The mere fact that the Finance Minister has banked on an increased GDP to take care of his fiscal deficit means that he is fairly sure that the overall GDP has to go up. Very simply, this means that we will produce more, and hence will have to sell more. Overall, it is good news for marketers and advertising agencies that the entire budget is pivoted on GDP increase.

Fortunately, there have been no increases in duties anywhere that will have a direct negative effect on marketing and advertising.

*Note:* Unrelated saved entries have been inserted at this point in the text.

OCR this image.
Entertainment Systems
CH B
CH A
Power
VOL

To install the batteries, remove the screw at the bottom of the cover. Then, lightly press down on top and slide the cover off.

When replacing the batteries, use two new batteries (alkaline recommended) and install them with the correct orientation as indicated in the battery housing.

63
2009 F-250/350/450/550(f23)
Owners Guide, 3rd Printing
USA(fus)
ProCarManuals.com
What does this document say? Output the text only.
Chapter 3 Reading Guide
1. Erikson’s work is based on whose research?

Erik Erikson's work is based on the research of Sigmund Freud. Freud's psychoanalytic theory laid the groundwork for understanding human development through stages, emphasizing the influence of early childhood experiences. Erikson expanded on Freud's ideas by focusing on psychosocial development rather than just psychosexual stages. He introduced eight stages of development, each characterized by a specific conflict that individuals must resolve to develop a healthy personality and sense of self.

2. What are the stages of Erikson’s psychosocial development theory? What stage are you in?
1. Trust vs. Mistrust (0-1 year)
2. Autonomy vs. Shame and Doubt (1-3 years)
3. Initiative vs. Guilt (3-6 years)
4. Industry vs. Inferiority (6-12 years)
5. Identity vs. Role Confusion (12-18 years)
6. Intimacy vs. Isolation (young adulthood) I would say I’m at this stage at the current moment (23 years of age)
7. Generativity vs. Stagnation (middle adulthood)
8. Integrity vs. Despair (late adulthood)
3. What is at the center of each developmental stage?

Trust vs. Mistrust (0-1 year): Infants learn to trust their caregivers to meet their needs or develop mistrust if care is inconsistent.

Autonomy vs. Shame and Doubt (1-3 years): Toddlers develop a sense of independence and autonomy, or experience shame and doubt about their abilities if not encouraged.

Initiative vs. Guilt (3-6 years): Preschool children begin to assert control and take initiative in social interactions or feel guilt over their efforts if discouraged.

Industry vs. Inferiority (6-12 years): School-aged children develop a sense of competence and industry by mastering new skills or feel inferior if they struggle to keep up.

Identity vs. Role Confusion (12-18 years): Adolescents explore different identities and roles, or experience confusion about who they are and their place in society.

In certain categories, we can expect a little more competitiveness and increased visibility. Hybrids, for example: cars such as the Prius and the Reva will now become a little more competitive by being more affordable. This also means more work for marketers, of both hybrids and the regular cars.

The service tax increases on hospitality and aviation could have some significance. Medical care costs will also go up but I don't know how big a category they are for advertising.

For hospitality players, this signals a price hike. And price hike could face consumer resistance, even if for a short while. The timing is particularly bad for hospitality players as they are going into a traditionally lean period – with the exception of May, the period up to August is a lean period for hotel rooms in general.

There has also been a rapid expansion in this sector with many new players coming in. Therefore, the pressure on marketing is more, and reliance on advertising will go up.

On the whole, marketers have competitiveness as the real challenge. However, there are larger markets to look at thanks to the GDP growth. And for advertising, it looks to be a bountiful year ahead.